Our campaign of trenching and drilling across the flood plain of the Indus River system in western India and Pakistan is beginning to quantify, for the first time, how the Indus River and its major tributaries have changed over the last 8000 years - a period when summer monsoon rains were stronger than they are today. Although sedimentation continues to be active in the lower reaches of the river system, the new data show a cessation in sediment deposition in the north as the monsoon weakened and the supply of sediment from the Himalaya reduced. Provisional age data now show that between 2000 and 3000 BCE, flow along a presently dried-up course known as the Ghaggur-Hakkra River ceased, probably driven by the weakening monsoon and possibly also because of headwater capture into the adjacent Yamuna and Sutlej Rivers.
The possible impact of drainage reorganisation on early cultures in South Asia has long been a matter of debate, but has been consistently hampered by a lack of hard data. Major river reorganisation causes many problems for civilisations - as can be recognised in the repeated changes in course of the Yellow River in China over the past 1000 years, and the subsequent displacement of populations. More recently, the Kosi River floods of Nepal and India in summer 2008, caused massive disruption.

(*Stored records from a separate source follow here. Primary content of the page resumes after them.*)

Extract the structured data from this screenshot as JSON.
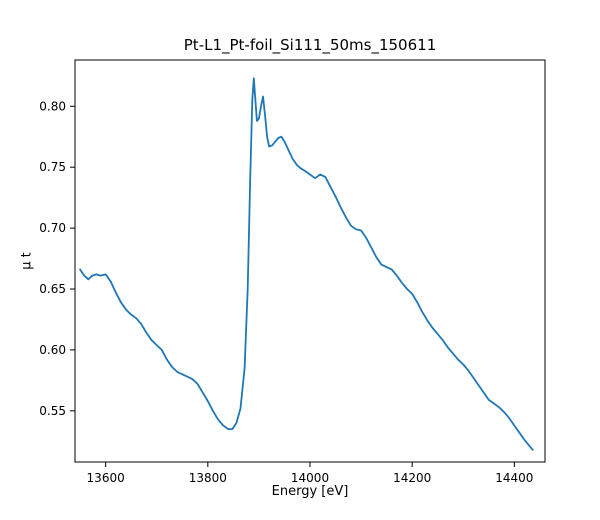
{
  "chart_data": {
    "type": "line",
    "title": "Pt-L1_Pt-foil_Si111_50ms_150611",
    "xlabel": "Energy [eV]",
    "ylabel": "μ t",
    "xlim": [
      13540,
      14460
    ],
    "ylim": [
      0.508,
      0.838
    ],
    "xticks": [
      13600,
      13800,
      14000,
      14200,
      14400
    ],
    "yticks": [
      0.55,
      0.6,
      0.65,
      0.7,
      0.75,
      0.8
    ],
    "grid": false,
    "legend_position": "none",
    "line_color": "#1f77b4",
    "series": [
      {
        "name": "mu_t_absorption",
        "points": [
          [
            13550,
            0.666
          ],
          [
            13558,
            0.661
          ],
          [
            13566,
            0.658
          ],
          [
            13574,
            0.661
          ],
          [
            13582,
            0.662
          ],
          [
            13590,
            0.661
          ],
          [
            13600,
            0.662
          ],
          [
            13610,
            0.656
          ],
          [
            13620,
            0.647
          ],
          [
            13630,
            0.639
          ],
          [
            13640,
            0.633
          ],
          [
            13650,
            0.629
          ],
          [
            13660,
            0.626
          ],
          [
            13670,
            0.621
          ],
          [
            13680,
            0.614
          ],
          [
            13690,
            0.608
          ],
          [
            13700,
            0.604
          ],
          [
            13710,
            0.6
          ],
          [
            13720,
            0.592
          ],
          [
            13730,
            0.586
          ],
          [
            13740,
            0.582
          ],
          [
            13750,
            0.58
          ],
          [
            13760,
            0.578
          ],
          [
            13770,
            0.576
          ],
          [
            13780,
            0.572
          ],
          [
            13790,
            0.565
          ],
          [
            13800,
            0.558
          ],
          [
            13810,
            0.55
          ],
          [
            13820,
            0.543
          ],
          [
            13830,
            0.538
          ],
          [
            13840,
            0.535
          ],
          [
            13848,
            0.535
          ],
          [
            13856,
            0.54
          ],
          [
            13864,
            0.552
          ],
          [
            13872,
            0.585
          ],
          [
            13878,
            0.65
          ],
          [
            13883,
            0.74
          ],
          [
            13887,
            0.805
          ],
          [
            13890,
            0.823
          ],
          [
            13893,
            0.806
          ],
          [
            13896,
            0.788
          ],
          [
            13900,
            0.79
          ],
          [
            13904,
            0.8
          ],
          [
            13908,
            0.808
          ],
          [
            13912,
            0.793
          ],
          [
            13916,
            0.775
          ],
          [
            13920,
            0.767
          ],
          [
            13926,
            0.768
          ],
          [
            13932,
            0.771
          ],
          [
            13938,
            0.774
          ],
          [
            13944,
            0.775
          ],
          [
            13950,
            0.771
          ],
          [
            13958,
            0.764
          ],
          [
            13966,
            0.757
          ],
          [
            13974,
            0.752
          ],
          [
            13982,
            0.749
          ],
          [
            13990,
            0.747
          ],
          [
            14000,
            0.744
          ],
          [
            14010,
            0.741
          ],
          [
            14020,
            0.744
          ],
          [
            14030,
            0.742
          ],
          [
            14040,
            0.734
          ],
          [
            14050,
            0.726
          ],
          [
            14060,
            0.717
          ],
          [
            14070,
            0.709
          ],
          [
            14080,
            0.702
          ],
          [
            14090,
            0.699
          ],
          [
            14100,
            0.698
          ],
          [
            14110,
            0.692
          ],
          [
            14120,
            0.684
          ],
          [
            14130,
            0.676
          ],
          [
            14140,
            0.67
          ],
          [
            14150,
            0.668
          ],
          [
            14160,
            0.666
          ],
          [
            14170,
            0.661
          ],
          [
            14180,
            0.655
          ],
          [
            14190,
            0.65
          ],
          [
            14200,
            0.646
          ],
          [
            14210,
            0.639
          ],
          [
            14220,
            0.631
          ],
          [
            14230,
            0.624
          ],
          [
            14240,
            0.618
          ],
          [
            14250,
            0.613
          ],
          [
            14260,
            0.608
          ],
          [
            14270,
            0.602
          ],
          [
            14280,
            0.597
          ],
          [
            14290,
            0.592
          ],
          [
            14300,
            0.588
          ],
          [
            14310,
            0.583
          ],
          [
            14320,
            0.577
          ],
          [
            14330,
            0.571
          ],
          [
            14340,
            0.565
          ],
          [
            14350,
            0.559
          ],
          [
            14360,
            0.556
          ],
          [
            14370,
            0.553
          ],
          [
            14380,
            0.549
          ],
          [
            14390,
            0.544
          ],
          [
            14400,
            0.538
          ],
          [
            14410,
            0.532
          ],
          [
            14420,
            0.526
          ],
          [
            14430,
            0.521
          ],
          [
            14436,
            0.518
          ]
        ]
      }
    ]
  }
}
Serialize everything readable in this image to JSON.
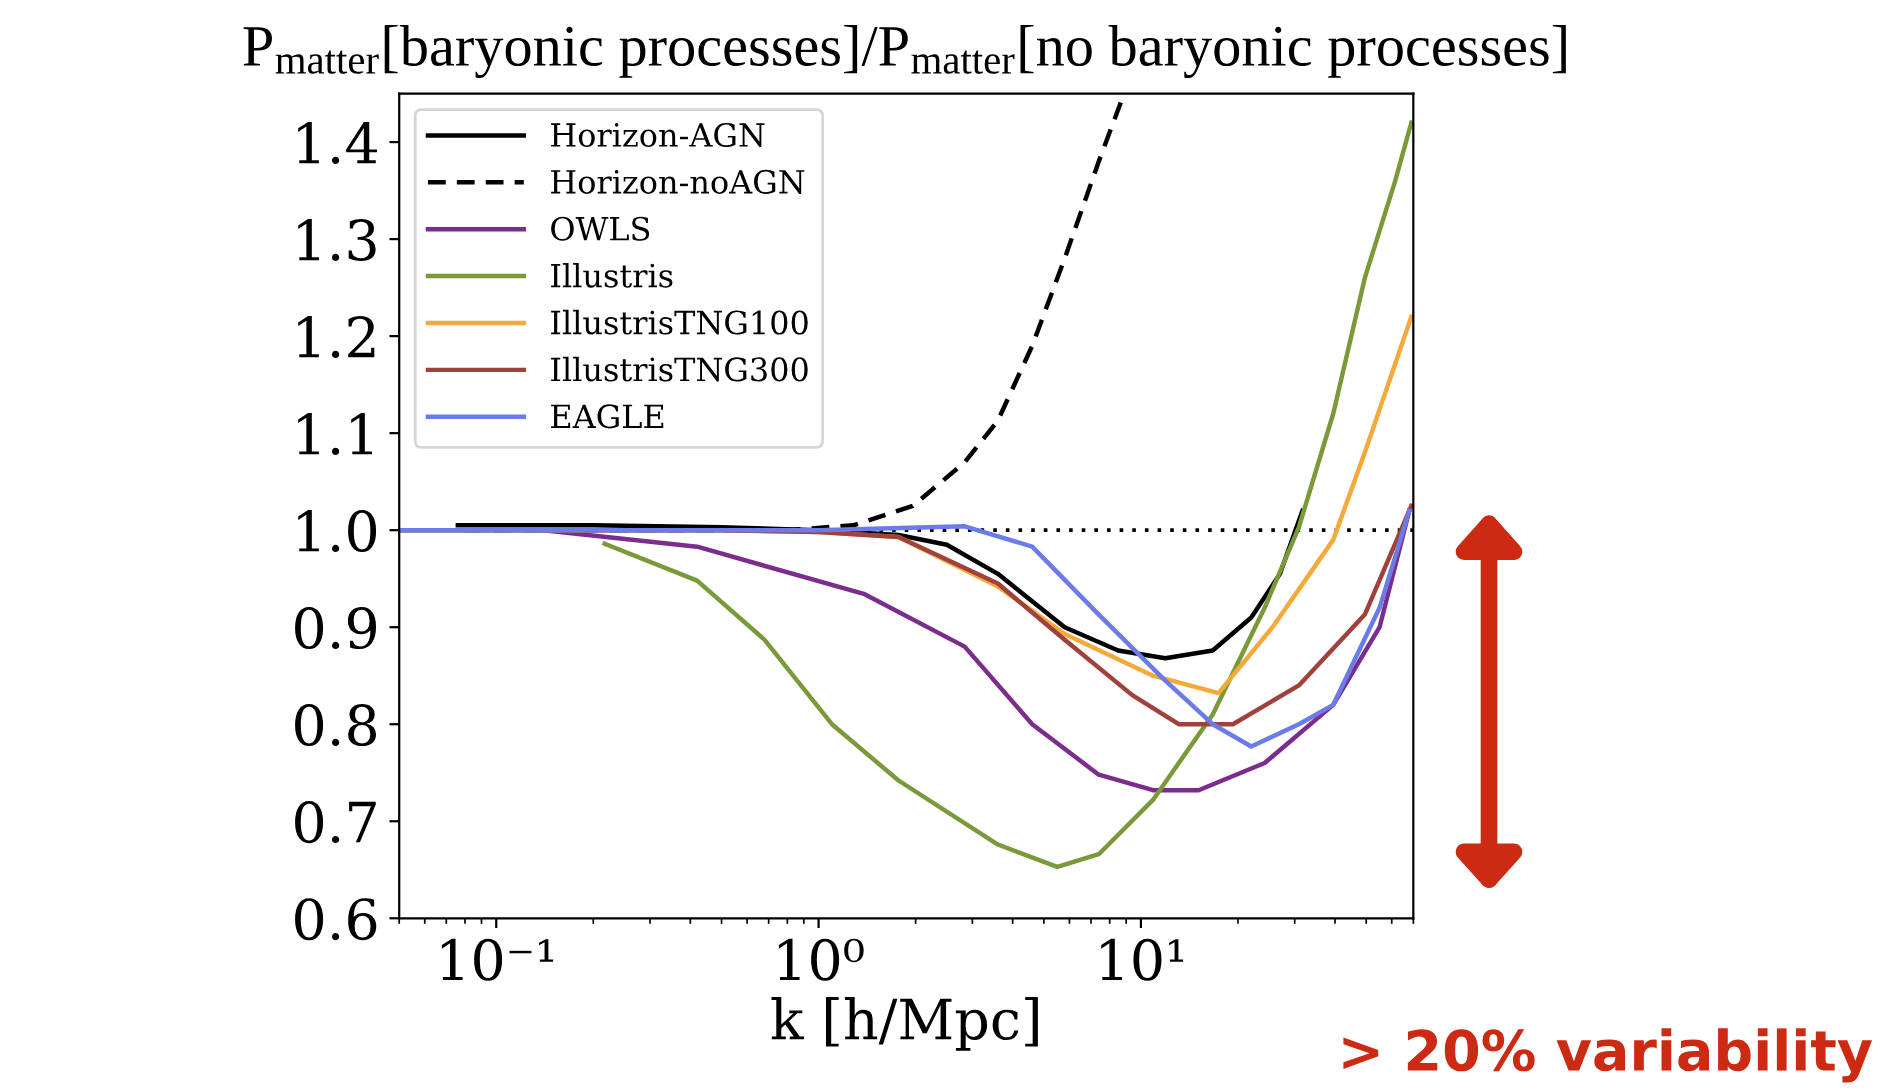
{
  "chart_data": {
    "type": "line",
    "title": "P$_{matter}$[baryonic processes]/P$_{matter}$[no baryonic processes]",
    "xlabel": "k [h/Mpc]",
    "log": "x",
    "xlim": [
      0.05,
      70
    ],
    "ylim": [
      0.6,
      1.45
    ],
    "xticks": [
      {
        "value": 0.1,
        "label": "10⁻¹"
      },
      {
        "value": 1,
        "label": "10⁰"
      },
      {
        "value": 10,
        "label": "10¹"
      }
    ],
    "yticks": [
      0.6,
      0.7,
      0.8,
      0.9,
      {
        "value": 1,
        "label": "1.0"
      },
      1.1,
      1.2,
      1.3,
      1.4
    ],
    "grid": false,
    "legend": "top left",
    "marker": "none",
    "ref_lines": [
      {
        "axis": "y",
        "value": 1.0,
        "label": null,
        "color": "#000000",
        "line_style": "dotted"
      }
    ],
    "annotations": [
      "> 20% variability"
    ],
    "series": [
      {
        "name": "Horizon-AGN",
        "color": "#000000",
        "line_style": "solid",
        "x": [
          0.076,
          0.2,
          0.5,
          1.0,
          1.77,
          2.5,
          3.6,
          5.8,
          8.5,
          11.9,
          16.7,
          22,
          27,
          31.7
        ],
        "values": [
          1.005,
          1.005,
          1.003,
          1.0,
          0.995,
          0.985,
          0.955,
          0.9,
          0.876,
          0.868,
          0.876,
          0.91,
          0.955,
          1.02
        ]
      },
      {
        "name": "Horizon-noAGN",
        "color": "#000000",
        "line_style": "dashed",
        "x": [
          0.08,
          0.3,
          0.8,
          1.28,
          1.96,
          2.84,
          3.6,
          4.6,
          5.8,
          7.4,
          8.8
        ],
        "values": [
          1.0,
          1.0,
          1.0,
          1.005,
          1.025,
          1.07,
          1.113,
          1.19,
          1.28,
          1.38,
          1.447
        ]
      },
      {
        "name": "OWLS",
        "color": "#7b2d8e",
        "line_style": "solid",
        "x": [
          0.14,
          0.42,
          1.39,
          2.84,
          4.6,
          7.4,
          10.9,
          15.1,
          24.2,
          39.5,
          55,
          68
        ],
        "values": [
          1.0,
          0.983,
          0.934,
          0.88,
          0.8,
          0.748,
          0.732,
          0.732,
          0.76,
          0.82,
          0.9,
          1.02
        ]
      },
      {
        "name": "Illustris",
        "color": "#7a9a3a",
        "line_style": "solid",
        "x": [
          0.217,
          0.42,
          0.68,
          1.1,
          1.77,
          3.6,
          5.5,
          7.4,
          10.9,
          16.7,
          24.2,
          30.9,
          39.5,
          49.5,
          61.5,
          69
        ],
        "values": [
          0.986,
          0.948,
          0.887,
          0.8,
          0.742,
          0.676,
          0.653,
          0.666,
          0.722,
          0.81,
          0.92,
          1.003,
          1.12,
          1.26,
          1.36,
          1.42
        ]
      },
      {
        "name": "IllustrisTNG100",
        "color": "#f5a93a",
        "line_style": "solid",
        "x": [
          0.05,
          0.5,
          1.0,
          1.77,
          3.6,
          5.8,
          10.9,
          17.4,
          25.6,
          39.5,
          49.5,
          69
        ],
        "values": [
          1.0,
          1.0,
          0.998,
          0.993,
          0.942,
          0.893,
          0.85,
          0.832,
          0.9,
          0.99,
          1.08,
          1.22
        ]
      },
      {
        "name": "IllustrisTNG300",
        "color": "#a0413c",
        "line_style": "solid",
        "x": [
          0.05,
          0.5,
          1.0,
          1.77,
          3.6,
          5.8,
          9.4,
          13.1,
          19.3,
          30.9,
          49.5,
          69
        ],
        "values": [
          1.0,
          1.0,
          0.998,
          0.993,
          0.945,
          0.887,
          0.83,
          0.8,
          0.8,
          0.84,
          0.913,
          1.025
        ]
      },
      {
        "name": "EAGLE",
        "color": "#6b7be8",
        "line_style": "solid",
        "x": [
          0.05,
          0.5,
          1.0,
          2.84,
          4.6,
          7.4,
          11.9,
          16.7,
          22,
          30.9,
          39.5,
          55,
          68
        ],
        "values": [
          1.0,
          1.0,
          1.0,
          1.004,
          0.983,
          0.913,
          0.845,
          0.8,
          0.777,
          0.8,
          0.82,
          0.92,
          1.02
        ]
      }
    ]
  }
}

Abandoned former courses of the River Indus have also long been recognised, in the form of dried-up river channels along the edge of the Thar Desert. These were observed as long ago as the 1920s and 30s, in the work of Sir Marc Aurel Stein. More recently, they have been mapped in great detail using aerial and satellite images, and it has been possible to delineate the course of a now defunct “Ghaggur-Hakkra” River, which once ran from the Himalayas, between the Sutlej and the Yamuna Rivers. This palaeo-river was well positioned to have sustained the Harappan civilisation; though the age of water flow, and the patterns of interconnection between channels (and to the Indus itself) have remained speculative.